Jo recently published her first book, *A Compendium of Mathematical Methods, *and it is all the rage on twitter. Here is a small sampling of tweets expressing excitement for her book:

Finished @mathsjem‘s Compendium. It’s brilliant! In the spirit of talking about methods, here’s a blog post with some words about the book, a couple of egs where I tend NOT to teach methods I’d use personally, and a method that’s not in the book.https://t.co/axjXWtcCF7 pic.twitter.com/ZPtZretJD4

— Sudeep (@boss_maths) December 27, 2019

Great minds think alike! @mathsjem helping us both have a Merry Christmaths! Thank you @Mathsteach75 ❤️🎁 pic.twitter.com/cTQufWxqOM

— Gemma Heald (@GemmaHeald) December 25, 2019

I have my hands on it! My copy of A Compendium of Mathematic Methods by @mathsjem has arrived. Book 1 of the festive period 🎅 pic.twitter.com/6rcwZisNrb

— Ms Olsen-Dry (@Ms_VOD) December 21, 2019

Time over the holidays for a good read about maths? We’ve got some suggestions from 2019 publications https://t.co/Ftu9msIBJ2 pic.twitter.com/HGnauHSoem

— The NCETM (@NCETM) December 30, 2019

I can hardly wait until February 4th when Amazon makes it available in the United States!

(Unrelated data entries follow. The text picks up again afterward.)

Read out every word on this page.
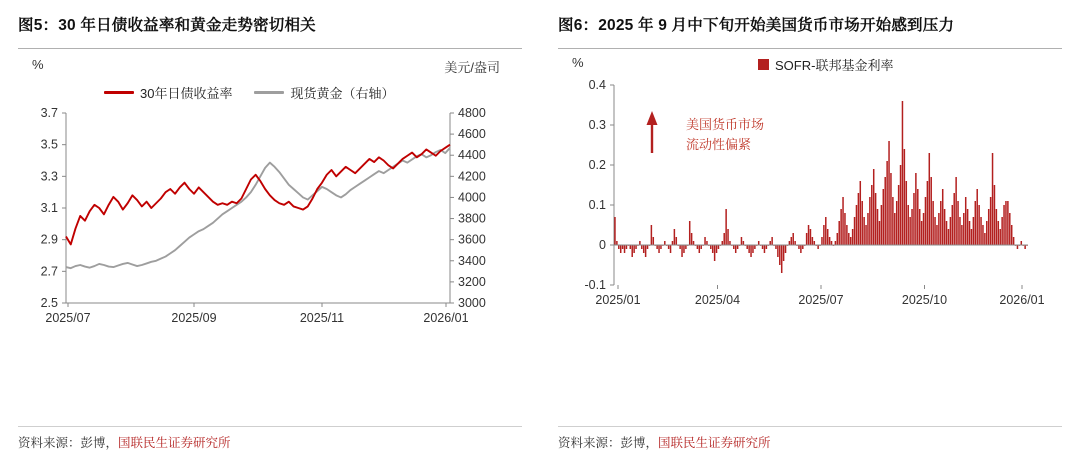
图5：30 年日债收益率和黄金走势密切相关
%	美元/盎司
30年日债收益率	现货黄金（右轴）
2.5
2.7
2.9
3.1
3.3
3.5
3.7
3000
3200
3400
3600
3800
4000
4200
4400
4600
4800
2025/07	2025/09	2025/11	2026/01
资料来源：彭博，国联民生证券研究所
图6：2025 年 9 月中下旬开始美国货币市场开始感到压力
%	SOFR-联邦基金利率
美国货币市场
流动性偏紧
-0.1
0
0.1
0.2
0.3
0.4
2025/01	2025/04	2025/07	2025/10	2026/01
资料来源：彭博，国联民生证券研究所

Jo has enjoyed solving some of my puzzles, so to commemorate her birthday, I’ve made one especially for her. To solve this puzzle, write the numbers 1 to 10 in each of the four sections outlined in bold so that those numbers are the factors of the product clues given in each of the four mixed-up multiplication tables that make up the puzzle. Use logic to solve the puzzle, but I’m warning you, it won’t be easy.

Happy birthday, Jo! I hope you enjoy the puzzle!

Print the puzzles or type the solution in this excel file: 12 Factors 1443-1453

It is convenient for puzzles to be numbered, and this puzzle number is 1453. Here are a few facts about that number:

- 1453 is a prime number.
- Prime factorization: 1453 is prime.
- 1453 has no exponents greater than 1 in its prime factorization, so √1453 cannot be simplified.
- The exponent in the prime factorization is 1. Adding one to that exponent we get (1 + 1) = 2. Therefore 1453 has exactly 2 factors.
- The factors of 1453 are outlined with their factor pair partners in the graphic below.

**How do we know that ****1453**** is a prime number?** If 1453 were not a prime number, then it would be divisible by at least one prime number less than or equal to √1453. Since 1453 cannot be divided evenly by 2, 3, 5, 7, 11, 13, 17, 19, 23, 29 31, or 37, we know that 1453 is a prime number.

1453 is the sum of two squares:

38² + 3³ = 1453

That means 1453 is the hypotenuse of a Pythagorean triple:

228-1435-1453 calculated from 2(38)(3), 38² – 3³, 38² + 3³.

Here’s another way we know that 1453 is a prime number: Since its last two digits divided by 4 leave a remainder of 1, and 38² + 3² = 1453 with 38 and 3 having no common prime factors, 1453 will be prime unless it is divisible by a prime number Pythagorean triple hypotenuse less than or equal to √1453. Since 1453 is not divisible by 5, 13, 17, 29, or 37, we know that 1453 is a prime number.